I am old and grumpy enough to remember when we didn't have cell phones and everyone had black phones with dials on them  Those of us of a certain age remember our childhood phone numbers.  Mine was Decater 2, 2970.  Yep, Decatur 2, not 332.  When I first moved to Lansing you didn't even have to dial those first three digits if you were calling another person with the same 533- number!  With ten-digit phone numbers required by some providers, even for local calls, those dial phones would be quite a burden today.  And they didn't browse the web, report the weather, have text messaging, video streaming, or calculators (to tell you how much change you are owed at the checkout line).  But one thing they did do that cell phones don't do, is they had crystal clear reception.  Voices were clear as a bell, thanks to Ma Bell (AT&T, which was the only phone company in the US).

Can you say that about your cel phosdfghgfdvcf... wait, type that again... you're breaking up!

Years ago I switched from Windows to a Mac because while Windows was polite when it said "Please wait..." it said it far too many times.  Inevitably when my deadlines were looming I would turn on my computer and endlessly wait for Windows to update itself.  That's not to say that Macs and cell phones and tablets don't do the same.  Just not as often.

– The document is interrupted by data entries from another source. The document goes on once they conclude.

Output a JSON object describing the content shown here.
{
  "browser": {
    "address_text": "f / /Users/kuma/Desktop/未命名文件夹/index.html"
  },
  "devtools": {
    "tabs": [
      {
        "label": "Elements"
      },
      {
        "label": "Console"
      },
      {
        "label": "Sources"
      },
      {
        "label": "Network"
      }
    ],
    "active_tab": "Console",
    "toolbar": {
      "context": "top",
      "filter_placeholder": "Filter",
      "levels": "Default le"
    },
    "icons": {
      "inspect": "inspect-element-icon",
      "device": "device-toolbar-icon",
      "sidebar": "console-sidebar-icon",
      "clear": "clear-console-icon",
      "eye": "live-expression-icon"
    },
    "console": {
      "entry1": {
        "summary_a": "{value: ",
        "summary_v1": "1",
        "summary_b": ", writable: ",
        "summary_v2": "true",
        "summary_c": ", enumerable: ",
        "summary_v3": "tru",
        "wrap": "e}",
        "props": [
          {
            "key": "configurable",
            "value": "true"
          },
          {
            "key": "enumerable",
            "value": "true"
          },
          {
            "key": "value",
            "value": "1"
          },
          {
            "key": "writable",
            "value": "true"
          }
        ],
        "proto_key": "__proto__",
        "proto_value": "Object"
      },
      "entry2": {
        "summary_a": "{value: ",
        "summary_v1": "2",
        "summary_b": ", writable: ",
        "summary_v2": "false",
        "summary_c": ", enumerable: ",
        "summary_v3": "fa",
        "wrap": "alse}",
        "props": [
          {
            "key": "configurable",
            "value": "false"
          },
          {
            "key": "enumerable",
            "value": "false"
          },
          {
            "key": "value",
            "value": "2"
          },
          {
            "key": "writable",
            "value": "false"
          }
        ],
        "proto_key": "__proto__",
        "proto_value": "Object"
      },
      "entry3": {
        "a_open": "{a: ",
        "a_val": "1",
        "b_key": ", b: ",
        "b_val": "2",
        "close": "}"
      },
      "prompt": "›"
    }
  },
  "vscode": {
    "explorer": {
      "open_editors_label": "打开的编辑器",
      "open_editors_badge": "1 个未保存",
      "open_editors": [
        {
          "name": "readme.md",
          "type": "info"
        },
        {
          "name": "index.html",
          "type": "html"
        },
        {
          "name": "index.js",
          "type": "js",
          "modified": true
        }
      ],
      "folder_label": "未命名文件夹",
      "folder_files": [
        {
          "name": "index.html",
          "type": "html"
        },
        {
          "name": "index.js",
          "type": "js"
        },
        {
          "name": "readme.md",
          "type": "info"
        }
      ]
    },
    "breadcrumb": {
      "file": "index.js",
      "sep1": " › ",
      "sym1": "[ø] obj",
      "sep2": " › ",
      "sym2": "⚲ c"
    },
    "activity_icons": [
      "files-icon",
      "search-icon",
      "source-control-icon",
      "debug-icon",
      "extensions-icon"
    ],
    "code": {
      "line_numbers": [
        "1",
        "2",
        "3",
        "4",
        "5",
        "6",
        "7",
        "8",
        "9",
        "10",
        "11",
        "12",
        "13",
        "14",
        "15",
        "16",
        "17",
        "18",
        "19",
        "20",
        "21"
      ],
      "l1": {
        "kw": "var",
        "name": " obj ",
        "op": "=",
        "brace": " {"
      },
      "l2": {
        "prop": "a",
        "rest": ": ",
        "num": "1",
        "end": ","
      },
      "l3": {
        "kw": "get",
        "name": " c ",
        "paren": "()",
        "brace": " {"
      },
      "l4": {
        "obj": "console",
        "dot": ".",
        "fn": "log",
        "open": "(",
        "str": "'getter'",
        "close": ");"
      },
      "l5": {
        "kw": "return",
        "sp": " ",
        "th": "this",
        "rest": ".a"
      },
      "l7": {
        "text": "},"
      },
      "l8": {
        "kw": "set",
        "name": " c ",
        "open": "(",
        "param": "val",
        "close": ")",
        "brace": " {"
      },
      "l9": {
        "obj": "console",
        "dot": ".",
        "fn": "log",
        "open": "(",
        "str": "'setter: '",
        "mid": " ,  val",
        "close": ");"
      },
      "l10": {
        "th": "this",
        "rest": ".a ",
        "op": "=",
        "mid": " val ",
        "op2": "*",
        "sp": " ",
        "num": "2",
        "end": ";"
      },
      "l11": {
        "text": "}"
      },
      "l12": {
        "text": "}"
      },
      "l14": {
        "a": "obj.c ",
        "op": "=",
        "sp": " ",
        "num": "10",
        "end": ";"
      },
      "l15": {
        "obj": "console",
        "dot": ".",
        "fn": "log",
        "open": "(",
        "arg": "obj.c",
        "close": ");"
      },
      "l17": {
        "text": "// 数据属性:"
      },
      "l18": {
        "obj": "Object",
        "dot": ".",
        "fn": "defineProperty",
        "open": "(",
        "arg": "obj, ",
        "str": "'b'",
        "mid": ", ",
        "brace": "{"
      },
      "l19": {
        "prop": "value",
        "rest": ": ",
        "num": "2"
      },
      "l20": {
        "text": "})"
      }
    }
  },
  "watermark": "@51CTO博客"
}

Web sites can have the same problem.  As I put content into this publication every week I often see the Apple version of "Please wait", a revolving beach ball, especially when trying to choose pictures from an overloaded folder of the newspaper's Web server.  It turned out that adding memory to my computer sped things up, but one folder in particular -- the one with stock images we use all the time -- is just about guaranteed to make me watch my hair turn grayer while waiting for the browser to un-brick itself.  It's amazing we get the Star out on time every week!

And funny little things.  If you use Apple Maps on your phone in the car it shows you the speed limit, and also your own speed.  But if you use it on Apple Carplay, which actually is just more or less a screen that can run some of your iPhone apps in your dashboard, no speedometer.  I thought maybe it was a limitation of the iOS software, but the Waze navigation app does show your speed.

I am a big believer in options so users can customize their software to meet their particular wants and needs.  If the developer doesn't like or use a feature that's no reason to keep it out of her or his app.  Just make it a feature, turned off by default.  Assuming your customers are not exactly like you is a great way to increase your market.  But Apple has never felt that way.  So I still like my Mac and my phone, but I reserve the right to complain about missing features that, as a former software developer, I know are easy to include.  Or I am just old and cranky and like to complain...  Which is fine, because nobody can hear me do that over the phone.

And what about attention span?  Nobody seems to have one any more.  And nobody in history was recorded as crashing their car or walking into a utility pole while staring at their old AT&T black dial phone.

Unquestionably the technology is better today than it was back in the days of dial phones.  That is the message we hear repeatedly.  But is the quality of the experience better?  What do you think?

Between all the "please waiting", glitches, updates, hackers, and the greater learning curve that a lot of the population (including at least half the people I know) resists, have computers really made our lives better?  Ask someone who was shopping at Target Saturday.  Ask somebody who was working at Target Saturday!